Author: Anthea » Fri Aug 18, 2017 9:20 am
Using pigs' blood on jihadists could have saved thousands of lives The idea of subduing militant Muslims by threatening to bury them with pigs has held currency for many years. Just a few weeks before the September 11 terrorist attacks on America in 2001, Deputy Israeli police minister Gideon Esra suggested in the Israeli newspaper Yediot Aharonot that Palestinian suicide bombers be buried in pig skin or blood. In the 1939 film The Real Glory, Gary Cooper portrays Dr. Bill Canavan, an American Army doctor in 1906 Manila who “tries to protect the native population from ruthless invaders” (i.e., “Muslim fanatics”). At one point in the film, the Dr. Canavan character drapes a captured Muslim in a pigskin and proclaims that henceforth all slain Muslim rebels will be buried in pig skins, thereby discouraging their “savagery” by threatening to prevent their entry into paradise. And, of course, the above-cited anecdote about General Pershing’s handling of terrorists in the Philippines has circulated widely on the Internet ever since 9/11 and even made the rounds at the top levels of U.S. government:
Senate Intelligence Committee Chairman Bob Graham (D-Fla.) cited as an example a dinner he attended last week with people who work on intelligence issues and have connections to the intelligence community. The dinner conversation ranged in part on how U.S. military commander “Black Jack” Pershing used Islam’s prohibition on pork to help crush an insurgency on the southern Philippine island of Mindanao after the Spanish-American War at the turn of the last century.

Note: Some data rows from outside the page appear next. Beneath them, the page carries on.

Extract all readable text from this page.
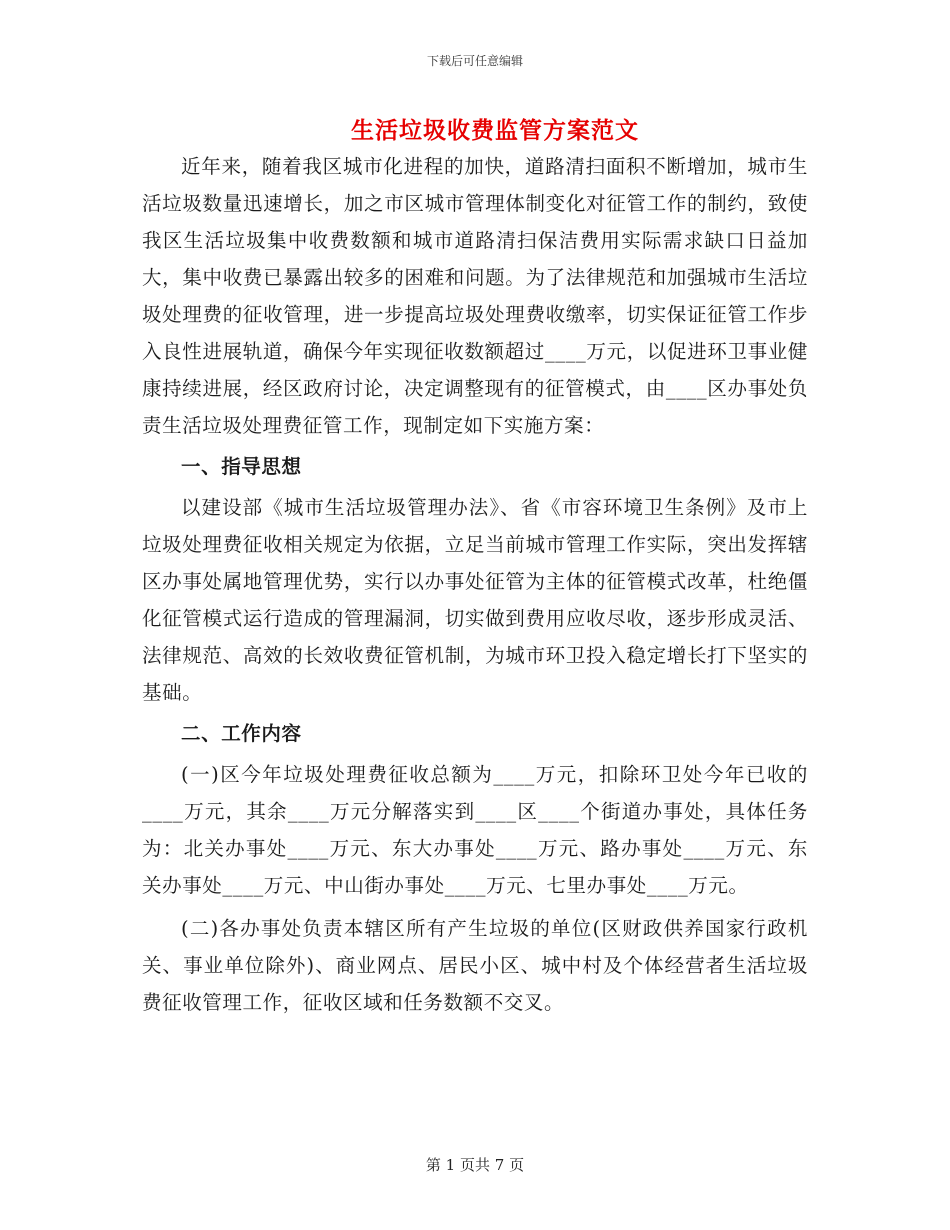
下载后可任意编辑
生活垃圾收费监管方案范文

近年来，随着我区城市化进程的加快，道路清扫面积不断增加，城市生活垃圾数量迅速增长，加之市区城市管理体制变化对征管工作的制约，致使我区生活垃圾集中收费数额和城市道路清扫保洁费用实际需求缺口日益加大，集中收费已暴露出较多的困难和问题。为了法律规范和加强城市生活垃圾处理费的征收管理，进一步提高垃圾处理费收缴率，切实保证征管工作步入良性进展轨道，确保今年实现征收数额超过____万元，以促进环卫事业健康持续进展，经区政府讨论，决定调整现有的征管模式，由____区办事处负责生活垃圾处理费征管工作，现制定如下实施方案：

一、指导思想

以建设部《城市生活垃圾管理办法》、省《市容环境卫生条例》及市上垃圾处理费征收相关规定为依据，立足当前城市管理工作实际，突出发挥辖区办事处属地管理优势，实行以办事处征管为主体的征管模式改革，杜绝僵化征管模式运行造成的管理漏洞，切实做到费用应收尽收，逐步形成灵活、法律规范、高效的长效收费征管机制，为城市环卫投入稳定增长打下坚实的基础。

二、工作内容

(一)区今年垃圾处理费征收总额为____万元，扣除环卫处今年已收的____万元，其余____万元分解落实到____区____个街道办事处，具体任务为：北关办事处____万元、东大办事处____万元、路办事处____万元、东关办事处____万元、中山街办事处____万元、七里办事处____万元。

(二)各办事处负责本辖区所有产生垃圾的单位(区财政供养国家行政机关、事业单位除外)、商业网点、居民小区、城中村及个体经营者生活垃圾费征收管理工作，征收区域和任务数额不交叉。

第 1 页共 7 页
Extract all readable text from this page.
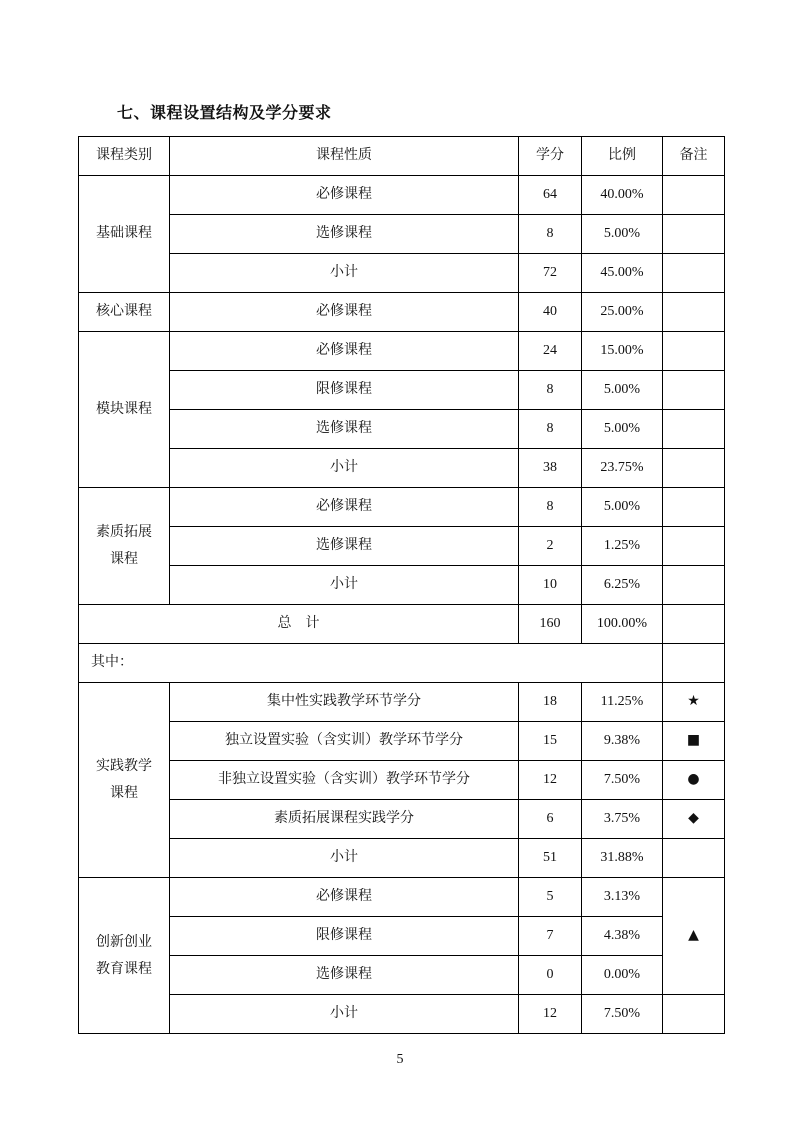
七、课程设置结构及学分要求
课程类别	课程性质	学分	比例	备注
基础课程	必修课程	64	40.00%	
	选修课程	8	5.00%	
	小计	72	45.00%	
核心课程	必修课程	40	25.00%	
模块课程	必修课程	24	15.00%	
	限修课程	8	5.00%	
	选修课程	8	5.00%	
	小计	38	23.75%	
素质拓展
课程	必修课程	8	5.00%	
	选修课程	2	1.25%	
	小计	10	6.25%	
总　计		160	100.00%	
其中：				
实践教学
课程	集中性实践教学环节学分	18	11.25%	★
	独立设置实验（含实训）教学环节学分	15	9.38%	■
	非独立设置实验（含实训）教学环节学分	12	7.50%	●
	素质拓展课程实践学分	6	3.75%	◆
	小计	51	31.88%	
创新创业
教育课程	必修课程	5	3.13%	▲
	限修课程	7	4.38%	
	选修课程	0	0.00%	
	小计	12	7.50%	
5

In one instance, Graham explained in an interview, U.S. soldiers captured 12 Muslims. They killed six of them with “bullets dipped into the fat of pigs.”
After that, Graham said, the U.S. soldiers wrapped the Muslim rebels in funeral shrouds made of pigskin and “buried them face down so they could not see Mecca. Then they poured the entrails of the pigs over them. The other six were forced to watch. And that was the end of the insurrection on Mindanao,” Graham noted.